A further aim of this thesis was to improve the initial DSM approaches of silt and clay predictions that were solely based on legacy samples. Thus, the initial legacy calibration set was augmented by an uncertainty guided sampling. Clifford et al. [2014] selected additional samples that, in combination with available legacy samples, cover the covariate space and approved the method by a simulation study. Carré et al. [2007] proposed a method to identify locations for additional samples by previously analyzing the distribution of legacy samples in the covariate space. Although the approach was approved by two different data sets, the method only refers to the covariate space, thus, disregarding geographical information. In this study, the study area was stratified according to the quartile distribution of the previously determined spatial uncertainty. Subsequently, additional samples were obtained in those strata with the lowest conformity between the covariate distributions in the strata and available legacy samples (Figure 7).
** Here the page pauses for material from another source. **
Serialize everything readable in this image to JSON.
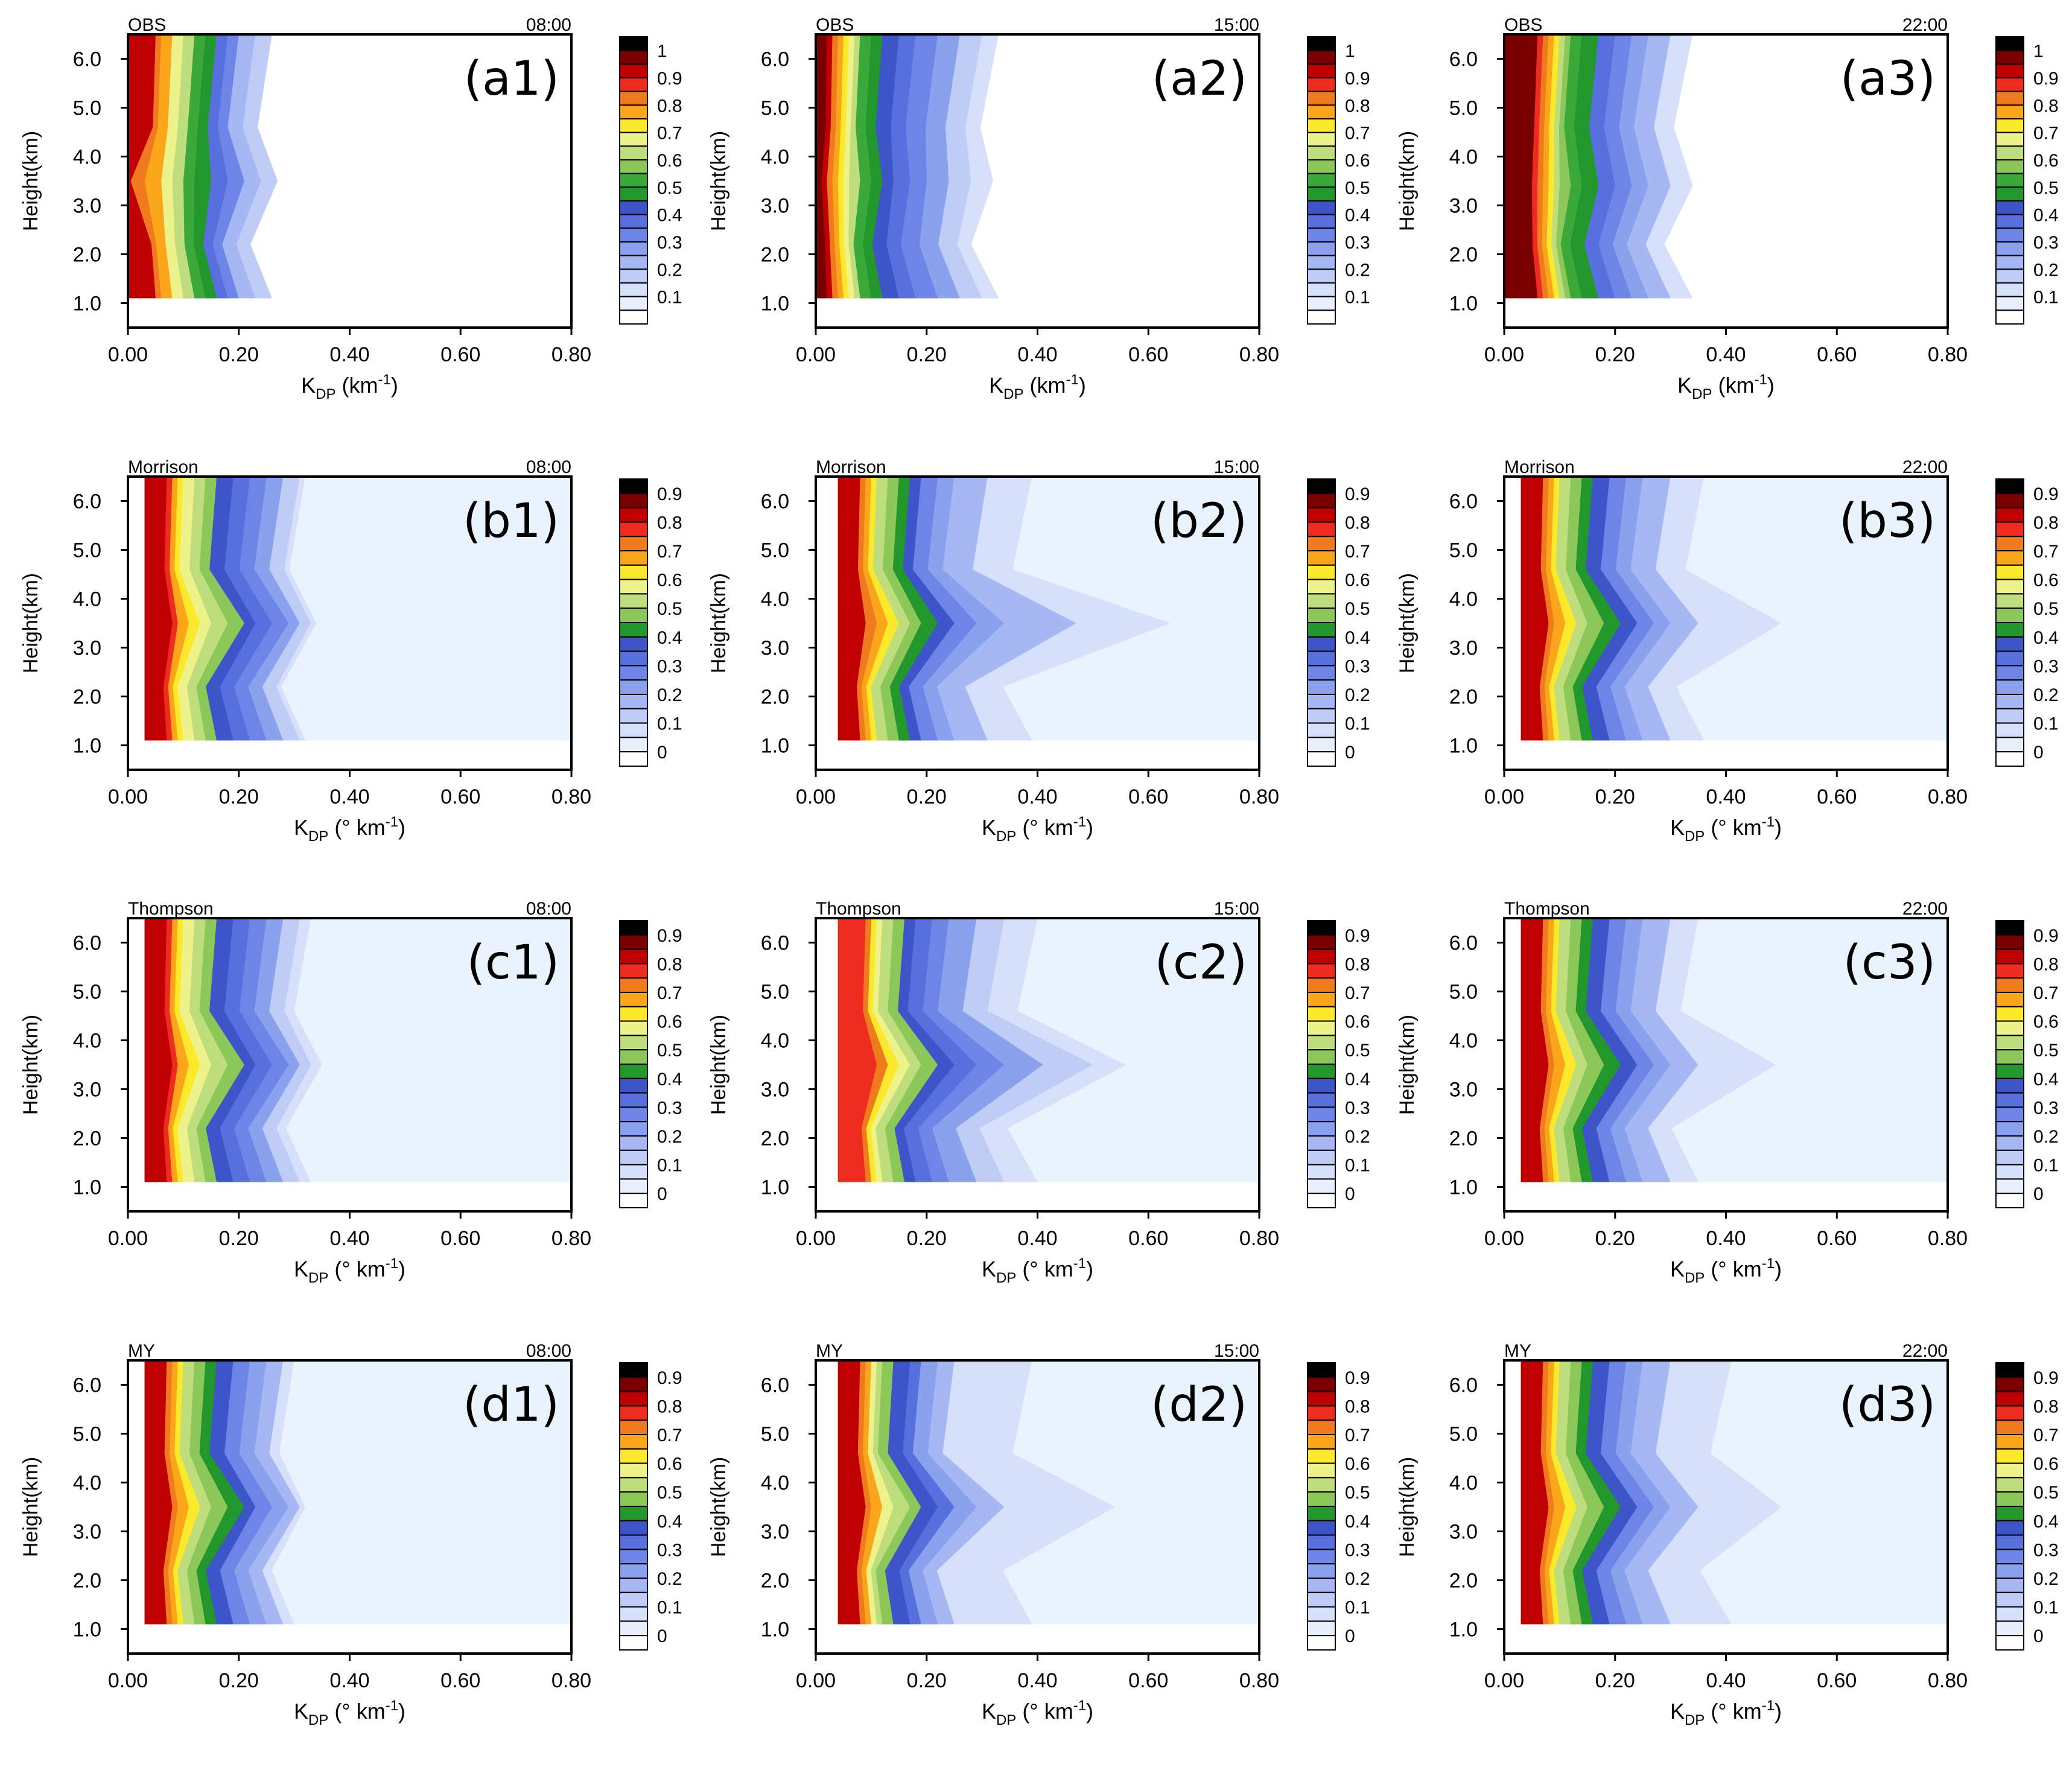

The spatial uncertainty values of both approaches were combined (cf., Section 6.5). This procedure implies a favored incorporation for the soil property, which generally shows increased prediction uncertainty. Furthermore, the procedure implies a harmonization in quality of both initial soil property predictions. The results confirmed these implications, while silt was favored with an uncertainty decrease of 31% compared to clay with a decrease of 27% in the LDUnc approaches (Table 7; Figure 10). The similar proportions of decreasing uncertainty between both predictions approve the method of combining the uncertainty maps in our case study.
8 Discussion
81 Collard et al. [2014] sampled a legacy soil map for calibrating a regression model and improved the class purity by 10%. Other studies showed an accuracy improvement of 6% to 19% using DSM approaches to upgrade legacy soil maps [Kempen et al., 2009; Yang et al., 2011; Rad et al., 2014]. The results from this study show increases in accuracy of 12% and 14% for the predictions of clay and silt when comparing the LD approach with the LDUnc approach. Generally in DSM, accuracies with R² > 70% are unusual, while R² < 50% are common [Malone et al., 2009]. The accuracy results of the best performing RF approach, which has been calibrated with LDUnc, show explained variances of R² = 0.59 for silt and R² = 0.56 for clay. The successful application of the spatial uncertainty measure, thus, improving the quality of initial DSM products by an uncertainty guided sampling, approves the practicability and validity of this method.